La surliquidité a entraîné la bulle immobilière puis celle de Wall Street, les opérateurs veulent croire que les mêmes expédients — qui consistent à soigner le mal par le mal — auront cette fois-ci des effets vertueux sur l’économie. Certains commentateurs, émerveillés de voir le Nasdaq retrouver ses meilleurs niveaux depuis le 4 novembre 2008 et se préparer à aligner une huitième semaine de hausse consécutive, se prennent à rêver au retour de… Goldilocks — qui symbolise la parfaite harmonie entre croissance et inflation.

** Le PIB américain a pourtant connu une chute de 6,1% au premier trimestre 2008. Si le pronostic d’une contraction limitée à 5% a été déjoué, le niveau de la consommation s’est inversement révélé beaucoup plus solide que prévu. Il est en augmentation de 2,2%, hausse qui serait largement imputable aux gains de pouvoir d’achat résultant de la rechute passagère du baril de pétrole sous les 40 $ en début d’année.

La bonne tenue de la consommation nous apparaît singulièrement paradoxale une fois mise en relation avec l’impressionnante chute des échanges commerciaux. Les exportations américaines ont plongé de 30% au premier trimestre (du jamais vu depuis 1969) et les importations se sont littéralement effondrées de 34,1%, soit le pire chiffre observé depuis 1975.

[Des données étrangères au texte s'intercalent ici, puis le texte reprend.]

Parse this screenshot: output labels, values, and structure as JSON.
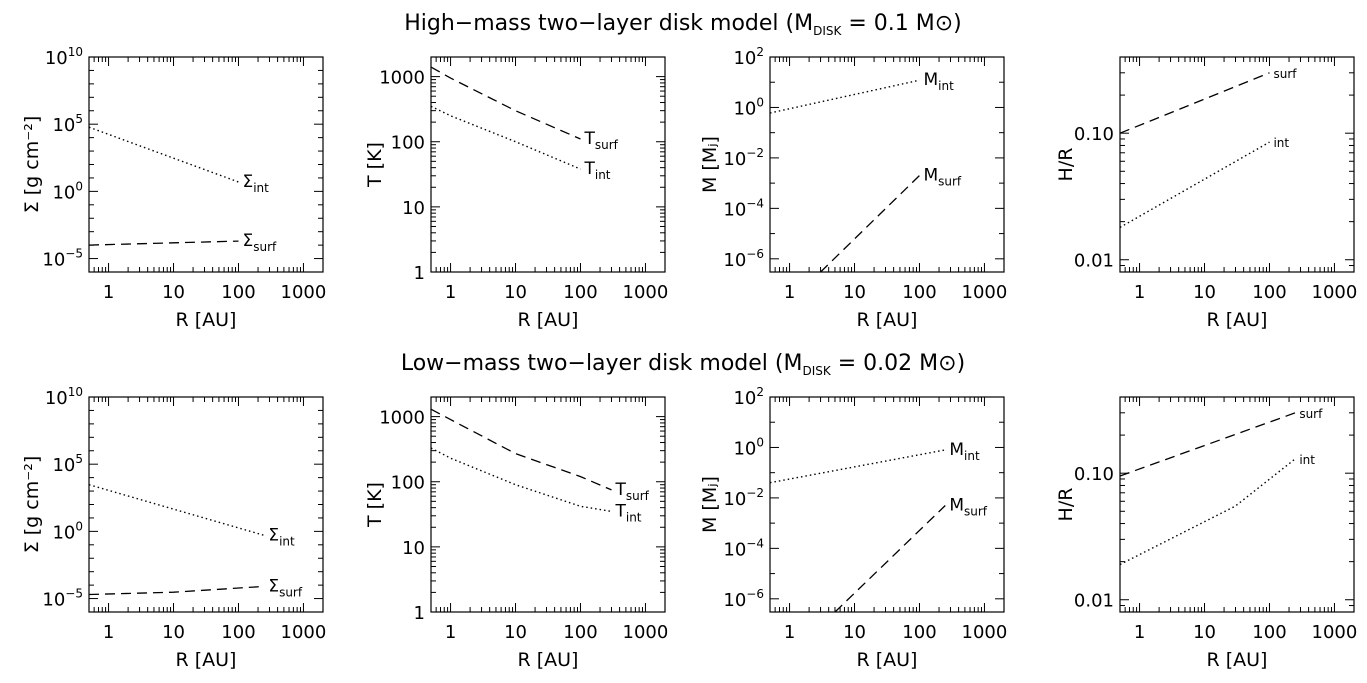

Le soupçon d’une menace déflationniste est également confirmé par le PCE. Le baromètre le plus fiable de l’évolution des prix a reculé de 1% sur les trois premiers mois de l’année, même si le déflateur du PIB — calculé sur la base d’un large panier de biens et de services — affiche une très surprenante tendance haussière qui s’élève à 2,9%.

D’ordinaire, l’écart entre la croissance du PIB et l’inflation sous-jacente (mesurée par le déflateur) est symbolique ou se joue à quelques décimales. Cette fois-ci, l’étroite dissymétrie technique s’apparente à un véritable canyon de près de 4%.

** Les économistes qui ont suivi cette journée à suspense se sont bien gardés de s’appesantir sur les singularités que nous avons soulignées dans les paragraphes précédents, estimant — comme Ben Bernanke et Barack Obama — que le pire était derrière nous.

C’est peut-être vrai dans la mesure où aucune banque d’affaires ni aucun réassureur (monoliner) américain n’est plus susceptible de faire faillite. En effet, l’hécatombe de l’automne 2008 les a tous fait disparaître du paysage financier en quelques semaines.

C’est peut-être vrai aussi en ce qui concerne la vague de saisie de biens immobiliers aux Etats-Unis dans la mesure où les établissements de crédit commencent à réaliser que plus ils liquident leurs stocks, plus ils rendent virtuellement insolvables leur portefeuille d’emprunteurs.

** A condition de bien vouloir également oublier que l’investissement des ménages et des entreprises américains a chuté de 38% — oui, vous avez bien lu 38% ! — au premier trimestre 2009 (le pire chiffre observé depuis 60 ans)… il est doux de se convaincre que le CAC 40 pourrait s’être enfin extrait du corridor 3 000-3 100 points au sein duquel il évoluait depuis six séances, avec pourquoi pas les 3 500 points en ligne de mire pour fin juin.

Sans se montrer trop ambitieux, et pour finir le mois d’avril en beauté, le CAC 40 pourrait s’offrir un retracement des 3 145 points (zénith de début février). La Bourse de Paris réaliserait ainsi l’exploit sans précédent d’aligner une huitième semaine (même écourtée par le 1er mai) de hausse consécutive.

Rien n’interdit de supposer que le mouvement de hausse dure neuf semaines et demie avant que les investisseurs soient remis à nu.